Wednesday, 4 May 2011

Funking up illness with an umlaut

So BACME (British Association of CFS/ME) have finally launched their website and are looking for feedback.

I'm immediately alarmed by their 'cool brand, ME with street cred' approach: I think it somewhat trivialises a neurological illness to add an umlaut, make it funky. Do these people think they are selling Scandinavian furniture or yoghurt? And correct me if I am wrong but does the umlaut over 'm' even exist?

Of course, when you look at the names behind BACME - Esther Crawley and Alison Wearden - you realise you just can't take this site seriously - and I hope others don't. They seem desperately to be trying to appear to believe that ME is neurological but everything about their language and tone - not to mention support of PACE and the Lightning Process - tells us otherwise.


Lesley said...

I agree: it all looks over jolly. But is that really an umlaut on the m or are those two little round heads to make the arches of the m look like people.

nmj said...

Hey Lesley, My immediate response was and still is 'trendy' umlaut, but maybe you are right, and supposed to be people? The researchers behind BACME are not exactly known for their scientific approach - yes, aren't all those young people on the website so well & jolly looking! - so perhaps that influenced my perception.

nmj said...

I have just read their graded exercise section, it is so patronising - and misleading - reads like it is written for a Blue Peter/Play School audience.

I am very glad such centres do not exist in Scotland.

And are the jolly people the researchers?

I am confused.

Yes, I prob need CBT - if I am misinterpreting friendly icons as umlauts.

But BACME are indeed funking up the illness. That is very clear.

nmj said...

'There are several sets of criteria that allow CFS to be diagnosed - variously known as the Fukuda, Oxford or Canadian criteria.'

Therein lies the problem. People being overdiagnosed/misdiagnosed with ME.

But never mind we have the four 'S's!:

'There are a wide range of benefits, which are important for all of us, regardless of our state of health. Some of these relate to the "Four S" categories: strength, stamina, suppleness and stability. Other benefits include a sense of well-being, improved sleep, improved concentration, improved digestion, improved circulation, and keeping the bones and joints healthy.'

Waffle, waffle, waffle...

nmj said...

1. ‘This (PACE) trial shows that approaches aimed at staying within limits imposed by the illness are less effective than those that test such limits.’

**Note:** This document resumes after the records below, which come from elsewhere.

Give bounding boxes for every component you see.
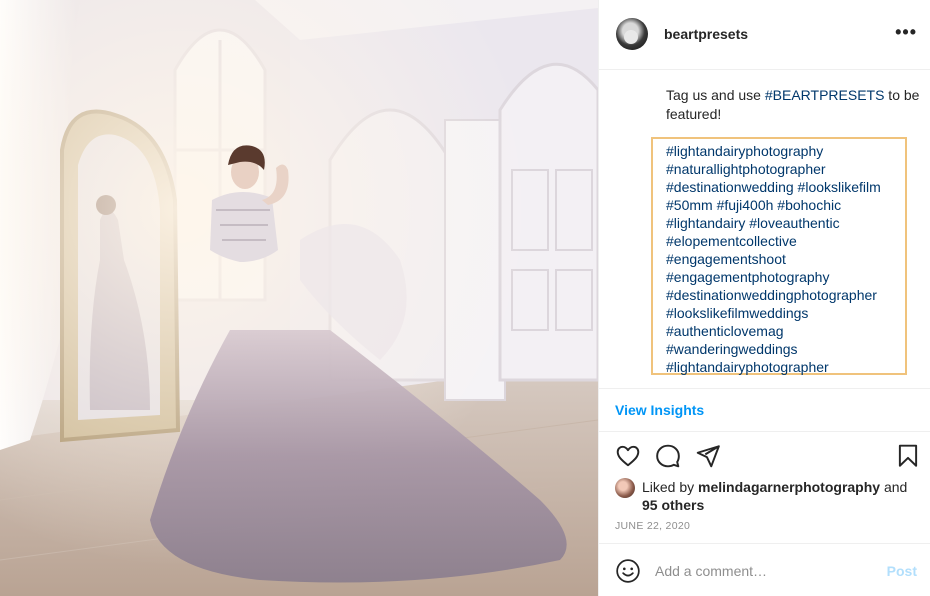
caption-text: Tag us and use #BEARTPRESETS to be featu…: [666, 86, 922, 124]
likes-summary: Liked by melindagarnerphotography and 95…: [615, 478, 921, 514]
post-photo[interactable]: [0, 0, 598, 596]
comment-bar: Post: [599, 544, 930, 596]
divider: [599, 388, 930, 389]
likes-prefix: Liked by: [642, 479, 699, 495]
likes-joiner: and: [880, 479, 908, 495]
avatar[interactable]: [616, 18, 648, 50]
hashtag-line[interactable]: #naturallightphotographer: [666, 160, 905, 178]
hashtag-list: #lightandairyphotography #naturallightph…: [651, 137, 907, 375]
post-date[interactable]: JUNE 22, 2020: [615, 520, 690, 532]
post-side-panel: beartpresets ••• Tag us and use #BEARTPR…: [598, 0, 930, 596]
hashtag-line[interactable]: #engagementshoot: [666, 250, 905, 268]
action-bar: [599, 443, 930, 471]
view-insights-link[interactable]: View Insights: [615, 402, 704, 418]
more-options-icon[interactable]: •••: [895, 22, 917, 43]
hashtag-line[interactable]: #50mm #fuji400h #bohochic: [666, 196, 905, 214]
heart-icon[interactable]: [615, 443, 641, 469]
hashtag-line[interactable]: #elopementcollective: [666, 232, 905, 250]
bookmark-icon[interactable]: [895, 443, 921, 469]
username-link[interactable]: beartpresets: [664, 26, 748, 42]
liker-avatar[interactable]: [615, 478, 635, 498]
hashtag-line[interactable]: #lightandairyphotography: [666, 142, 905, 160]
likes-others-link[interactable]: 95 others: [642, 497, 704, 513]
likes-line: Liked by melindagarnerphotography and: [615, 478, 921, 496]
comment-input[interactable]: [655, 560, 875, 582]
smiley-icon[interactable]: [615, 558, 641, 584]
liker-username-link[interactable]: melindagarnerphotography: [698, 479, 880, 495]
hashtag-line[interactable]: #wanderingweddings: [666, 340, 905, 358]
comment-icon[interactable]: [655, 443, 681, 469]
hashtag-line[interactable]: #authenticlovemag: [666, 322, 905, 340]
photo-illustration: [0, 0, 598, 596]
hashtag-line[interactable]: #lightandairyphotographer: [666, 358, 905, 376]
caption-text-before: Tag us and use: [666, 87, 765, 103]
post-header: beartpresets •••: [599, 0, 930, 70]
caption-hashtag-link[interactable]: #BEARTPRESETS: [765, 87, 885, 103]
divider: [599, 431, 930, 432]
hashtag-line[interactable]: #engagementphotography: [666, 268, 905, 286]
send-icon[interactable]: [695, 443, 721, 469]
hashtag-line[interactable]: #destinationweddingphotographer: [666, 286, 905, 304]
hashtag-line[interactable]: #lookslikefilmweddings: [666, 304, 905, 322]
hashtag-line[interactable]: #lightandairy #loveauthentic: [666, 214, 905, 232]
post-comment-button[interactable]: Post: [887, 563, 917, 579]
hashtag-line[interactable]: #destinationwedding #lookslikefilm: [666, 178, 905, 196]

‘Actively managing your energy and activity each day will help you to stabilise and gradually increase your energy levels. This will give you back a sense of control over your condition. However, within the real world, grading or pacing what we do is very difficult and specialist professionals can help you to apply the principles to your own situation.

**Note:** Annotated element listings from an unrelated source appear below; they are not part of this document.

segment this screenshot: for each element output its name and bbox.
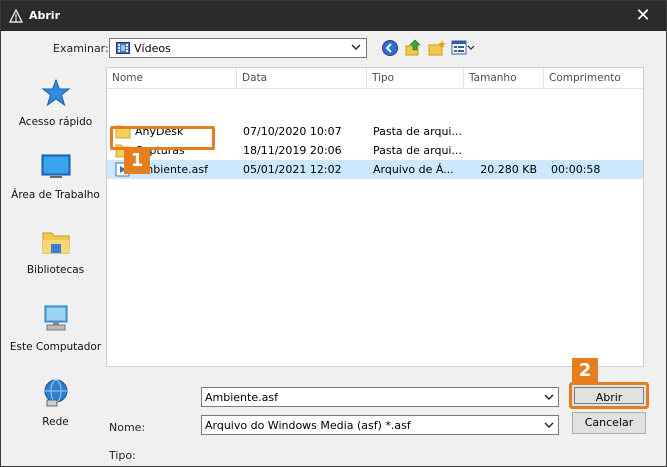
file-date: 05/01/2021 12:02 [243,163,342,176]
look-in-label: Examinar: [53,42,109,55]
file-name-label: Nome: [109,421,146,434]
open-button[interactable]: Abrir [569,382,649,409]
cancel-button[interactable]: Cancelar [572,412,646,434]
open-button-label: Abrir [574,387,644,404]
back-icon[interactable] [381,39,399,57]
places-bar: Acesso rápido Área de Trabalho Bibliotec… [7,68,104,466]
chevron-down-icon [351,44,361,50]
open-dialog: Abrir ✕ Examinar: Vídeos Acesso rápido Á… [0,0,667,467]
step-1-highlight [110,126,215,150]
place-quick-access[interactable]: Acesso rápido [7,78,104,128]
dialog-body: Examinar: Vídeos Acesso rápido Área de T… [2,31,665,466]
column-name[interactable]: Nome [107,68,237,88]
file-type-value: Arquivo do Windows Media (asf) *.asf [205,419,411,432]
new-folder-icon[interactable] [428,39,446,57]
app-logo-icon [9,9,23,23]
place-label: Bibliotecas [26,264,85,276]
file-type: Arquivo de Á... [373,163,454,176]
file-list[interactable]: Nome Data Tipo Tamanho Comprimento AnyDe… [106,67,644,367]
place-desktop[interactable]: Área de Trabalho [7,153,104,201]
close-icon[interactable]: ✕ [620,1,666,31]
file-type-select[interactable]: Arquivo do Windows Media (asf) *.asf [201,415,559,435]
file-name-input[interactable]: Ambiente.asf [201,387,559,407]
network-icon [44,379,67,407]
computer-icon [44,305,67,331]
chevron-down-icon[interactable] [543,419,555,431]
place-libraries[interactable]: Bibliotecas [7,228,104,276]
file-size: 20.280 KB [480,163,537,176]
look-in-value: Vídeos [134,42,171,55]
file-date: 07/10/2020 10:07 [243,125,342,138]
column-type[interactable]: Tipo [367,68,464,88]
file-list-header: Nome Data Tipo Tamanho Comprimento [107,68,643,89]
file-type-label: Tipo: [109,449,136,462]
file-row-selected[interactable]: Ambiente.asf 05/01/2021 12:02 Arquivo de… [107,160,643,179]
file-type: Pasta de arqui... [373,144,462,157]
column-date[interactable]: Data [237,68,367,88]
videos-folder-icon [116,42,130,54]
chevron-down-icon[interactable] [543,391,555,403]
place-label: Este Computador [9,341,102,353]
step-1-badge: 1 [124,148,150,174]
libraries-icon [42,232,69,254]
star-icon [41,78,70,107]
place-network[interactable]: Rede [7,378,104,428]
place-label: Acesso rápido [18,116,93,128]
column-size[interactable]: Tamanho [464,68,544,88]
title-bar: Abrir ✕ [1,1,666,31]
file-length: 00:00:58 [551,163,601,176]
view-menu-icon[interactable] [451,39,475,57]
place-label: Área de Trabalho [11,189,100,201]
step-2-badge: 2 [572,358,598,383]
window-title: Abrir [29,9,61,22]
place-label: Rede [42,416,69,428]
up-folder-icon[interactable] [404,39,422,57]
look-in-dropdown[interactable]: Vídeos [109,38,367,58]
file-name-value: Ambiente.asf [205,391,278,404]
file-date: 18/11/2019 20:06 [243,144,342,157]
place-this-pc[interactable]: Este Computador [7,303,104,353]
file-type: Pasta de arqui... [373,125,462,138]
column-length[interactable]: Comprimento [544,68,643,88]
desktop-icon [41,154,70,178]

Simply untrue. This is offering false hope, with NO mention of the dangers of GET. BACME appear to live in a strange Utopia where no one gets worse with GET.

2.‘Everything that a person does involves activity and effort. This can prove confusing when, for example, they do something very enjoyable for them and are significantly worse afterwards. The main areas of effort include cognitive, physical, social and emotional. In an ill person, effort is also expended in getting better.’

Patronising waffle, what does this even mean?!

3.‘It is useful to know when the person last considered themselves normally well. People can become ill quickly but more often there is a pattern of gradual deterioration with the person adapting to their reduction in capacity until they can’t do that anymore.’

Why no mention of the word ‘virus’ on the whole website???

Photos of funky, ethnically diverse researchers - and ‘m’s that look like umlauts - just don’t cut it, BACME, sorry.

greenwords said...

Oh dear. The Invest in ME statement was crystal clear, wasn't it? It's all just the same old psychologising beneath the clumsy veneer.

nmj said...

'It's all just the same old psychologising beneath the clumsy veneer.'

Greenwords, you have hit the nail firmly on the head, my dear.

Susannah said...

Well the jolly faces turn me off immediately. It's so unrealistic it's almost offensive, to tell you the truth!!

Strike that, it IS offensive to me personally. I WISH I looked (and felt!) like that even on the best day ever have!